— Ну, Николай, — еле двигая застывшими от озноба губами, говорил он, — по гроб тебе, мой дорогой брат, обязан. Должника ты себе приобрел такого, что в любой момент на меня рассчитывать можешь, я, брат, добро помню. — И тут же несвязно, задыхаясь от холода, от мысли, что только что едва не распрощался с жизнью, он громко порадовался тому, что ехал не на своем арабском жеребце, а на запасной лошади, которая теперь в проломе обречена на гибель, так как никому из-за нее рисковать не хотелось, да и шансов спасти ее практически не было.
Даже теперь, в теплом сухом бараке, воспоминание о пустоледке оказалось для есаула не из приятных:
— Что тебе неймется, Сан Саныч?
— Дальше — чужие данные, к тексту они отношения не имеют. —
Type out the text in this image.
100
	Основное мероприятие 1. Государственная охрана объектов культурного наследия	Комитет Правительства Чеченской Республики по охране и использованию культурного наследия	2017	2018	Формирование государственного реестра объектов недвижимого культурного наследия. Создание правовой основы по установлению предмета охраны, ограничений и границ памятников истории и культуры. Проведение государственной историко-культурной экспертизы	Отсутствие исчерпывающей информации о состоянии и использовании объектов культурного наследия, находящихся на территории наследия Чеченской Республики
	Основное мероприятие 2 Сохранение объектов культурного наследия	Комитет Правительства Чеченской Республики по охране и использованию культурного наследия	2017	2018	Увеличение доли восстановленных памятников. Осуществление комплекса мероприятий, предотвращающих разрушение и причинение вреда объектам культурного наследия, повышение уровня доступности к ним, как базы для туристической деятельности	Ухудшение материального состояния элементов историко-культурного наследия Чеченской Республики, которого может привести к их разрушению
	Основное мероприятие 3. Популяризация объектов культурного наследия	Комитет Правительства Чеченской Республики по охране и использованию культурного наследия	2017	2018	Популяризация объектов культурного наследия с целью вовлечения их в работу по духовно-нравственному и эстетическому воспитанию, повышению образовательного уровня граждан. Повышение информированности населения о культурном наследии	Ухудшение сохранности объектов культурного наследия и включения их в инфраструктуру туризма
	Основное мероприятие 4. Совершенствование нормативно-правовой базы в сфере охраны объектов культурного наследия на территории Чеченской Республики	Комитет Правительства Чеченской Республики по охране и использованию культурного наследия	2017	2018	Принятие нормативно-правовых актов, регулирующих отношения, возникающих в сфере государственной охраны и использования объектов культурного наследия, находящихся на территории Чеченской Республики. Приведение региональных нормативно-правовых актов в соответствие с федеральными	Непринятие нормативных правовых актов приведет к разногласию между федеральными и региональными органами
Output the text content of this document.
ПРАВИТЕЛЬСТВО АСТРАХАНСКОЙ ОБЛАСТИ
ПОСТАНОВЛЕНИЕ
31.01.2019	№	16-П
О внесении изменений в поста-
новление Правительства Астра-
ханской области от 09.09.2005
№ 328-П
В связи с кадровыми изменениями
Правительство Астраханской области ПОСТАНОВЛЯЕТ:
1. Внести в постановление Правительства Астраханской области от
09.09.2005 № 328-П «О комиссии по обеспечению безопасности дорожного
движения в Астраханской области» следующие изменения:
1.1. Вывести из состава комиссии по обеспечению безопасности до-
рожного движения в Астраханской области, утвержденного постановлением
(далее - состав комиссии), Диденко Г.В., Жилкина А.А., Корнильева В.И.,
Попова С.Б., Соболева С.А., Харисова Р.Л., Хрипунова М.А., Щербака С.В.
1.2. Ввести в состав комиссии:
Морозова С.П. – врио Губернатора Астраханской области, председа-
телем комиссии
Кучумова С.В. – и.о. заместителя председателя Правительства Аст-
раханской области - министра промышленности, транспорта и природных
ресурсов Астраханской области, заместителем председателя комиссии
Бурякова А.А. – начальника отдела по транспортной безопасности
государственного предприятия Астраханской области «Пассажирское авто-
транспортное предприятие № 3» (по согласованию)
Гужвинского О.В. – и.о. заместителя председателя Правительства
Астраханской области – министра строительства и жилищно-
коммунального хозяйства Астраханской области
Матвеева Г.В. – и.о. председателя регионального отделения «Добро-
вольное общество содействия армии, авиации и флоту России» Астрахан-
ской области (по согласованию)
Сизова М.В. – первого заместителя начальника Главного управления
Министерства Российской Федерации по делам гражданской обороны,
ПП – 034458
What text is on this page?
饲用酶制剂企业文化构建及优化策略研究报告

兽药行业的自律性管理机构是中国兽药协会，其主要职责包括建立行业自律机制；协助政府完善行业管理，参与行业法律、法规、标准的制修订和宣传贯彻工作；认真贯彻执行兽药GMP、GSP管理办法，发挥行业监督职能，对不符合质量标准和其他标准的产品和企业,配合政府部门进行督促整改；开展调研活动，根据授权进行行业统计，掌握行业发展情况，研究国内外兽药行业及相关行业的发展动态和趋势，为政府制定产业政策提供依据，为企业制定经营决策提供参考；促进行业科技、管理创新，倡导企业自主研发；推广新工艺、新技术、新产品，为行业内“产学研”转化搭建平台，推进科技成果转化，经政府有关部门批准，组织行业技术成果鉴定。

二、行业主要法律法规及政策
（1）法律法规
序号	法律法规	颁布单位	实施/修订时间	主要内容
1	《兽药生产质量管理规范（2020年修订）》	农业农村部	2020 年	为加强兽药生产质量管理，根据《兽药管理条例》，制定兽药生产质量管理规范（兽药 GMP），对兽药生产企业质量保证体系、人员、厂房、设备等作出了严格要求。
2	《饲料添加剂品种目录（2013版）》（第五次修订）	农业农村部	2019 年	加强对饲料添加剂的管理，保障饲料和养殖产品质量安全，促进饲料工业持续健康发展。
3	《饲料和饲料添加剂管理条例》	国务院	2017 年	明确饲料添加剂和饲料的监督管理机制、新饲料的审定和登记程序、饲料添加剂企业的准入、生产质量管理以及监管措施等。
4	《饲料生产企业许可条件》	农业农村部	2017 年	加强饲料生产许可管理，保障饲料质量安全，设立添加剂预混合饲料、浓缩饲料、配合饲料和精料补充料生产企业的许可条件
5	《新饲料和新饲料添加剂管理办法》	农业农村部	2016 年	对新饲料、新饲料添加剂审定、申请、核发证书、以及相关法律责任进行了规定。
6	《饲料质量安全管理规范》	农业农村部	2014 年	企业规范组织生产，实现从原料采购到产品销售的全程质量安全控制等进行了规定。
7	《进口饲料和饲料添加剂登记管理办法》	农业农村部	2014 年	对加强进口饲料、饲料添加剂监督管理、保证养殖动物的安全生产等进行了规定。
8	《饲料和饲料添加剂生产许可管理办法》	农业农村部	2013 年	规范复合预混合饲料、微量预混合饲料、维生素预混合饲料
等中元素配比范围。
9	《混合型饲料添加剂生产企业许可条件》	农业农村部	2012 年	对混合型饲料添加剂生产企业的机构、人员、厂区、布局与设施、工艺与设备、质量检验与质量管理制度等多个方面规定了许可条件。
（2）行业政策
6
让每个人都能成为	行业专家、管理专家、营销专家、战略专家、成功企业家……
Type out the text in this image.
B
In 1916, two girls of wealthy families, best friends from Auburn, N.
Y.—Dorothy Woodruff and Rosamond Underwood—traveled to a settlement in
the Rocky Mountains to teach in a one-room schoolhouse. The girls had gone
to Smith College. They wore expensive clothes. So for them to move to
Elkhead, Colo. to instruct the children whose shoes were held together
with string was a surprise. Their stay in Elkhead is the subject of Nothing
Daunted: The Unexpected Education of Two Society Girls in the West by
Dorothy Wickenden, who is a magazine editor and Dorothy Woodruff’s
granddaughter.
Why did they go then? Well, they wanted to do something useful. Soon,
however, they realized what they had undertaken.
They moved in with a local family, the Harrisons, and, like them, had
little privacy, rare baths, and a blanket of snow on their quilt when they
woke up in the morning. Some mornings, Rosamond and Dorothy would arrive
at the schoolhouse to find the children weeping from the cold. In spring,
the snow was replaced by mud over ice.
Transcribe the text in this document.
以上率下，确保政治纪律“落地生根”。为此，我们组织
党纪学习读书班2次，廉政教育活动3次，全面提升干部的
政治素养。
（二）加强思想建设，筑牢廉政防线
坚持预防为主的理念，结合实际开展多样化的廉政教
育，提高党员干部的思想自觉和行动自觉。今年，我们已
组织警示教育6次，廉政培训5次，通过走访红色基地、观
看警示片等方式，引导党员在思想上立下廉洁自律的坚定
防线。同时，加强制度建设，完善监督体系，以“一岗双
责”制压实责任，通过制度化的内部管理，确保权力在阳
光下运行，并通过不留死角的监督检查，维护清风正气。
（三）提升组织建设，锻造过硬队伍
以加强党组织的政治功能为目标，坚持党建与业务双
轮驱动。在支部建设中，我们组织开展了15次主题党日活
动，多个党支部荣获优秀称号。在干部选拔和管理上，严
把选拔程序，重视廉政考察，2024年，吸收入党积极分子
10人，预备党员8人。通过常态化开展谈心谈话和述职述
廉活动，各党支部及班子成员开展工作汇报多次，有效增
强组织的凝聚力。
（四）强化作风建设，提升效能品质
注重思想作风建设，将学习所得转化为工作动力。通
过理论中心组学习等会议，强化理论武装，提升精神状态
Нашел что вспомнить. Ты бы лучше еще инеем на бревнах повосхищался: «Заколдованная застылость в старинных рисунках», — передразнил есаул Дигаев ротмистра Бреуса. — Странная у тебя натура, вроде все по существу говоришь, красотой любуешься или, скажем, предостерегаешь от опасности, а настроение после твоих речей портится, и с чего бы это?
— Самое лучшее в нашем положении, господин есаул, — это ни о чем не задумываться. А к вам уже вон какие мысли потекли, вы их побыстрее прочь гоните, как Борис Годунов, помните: «Чур меня, чур!»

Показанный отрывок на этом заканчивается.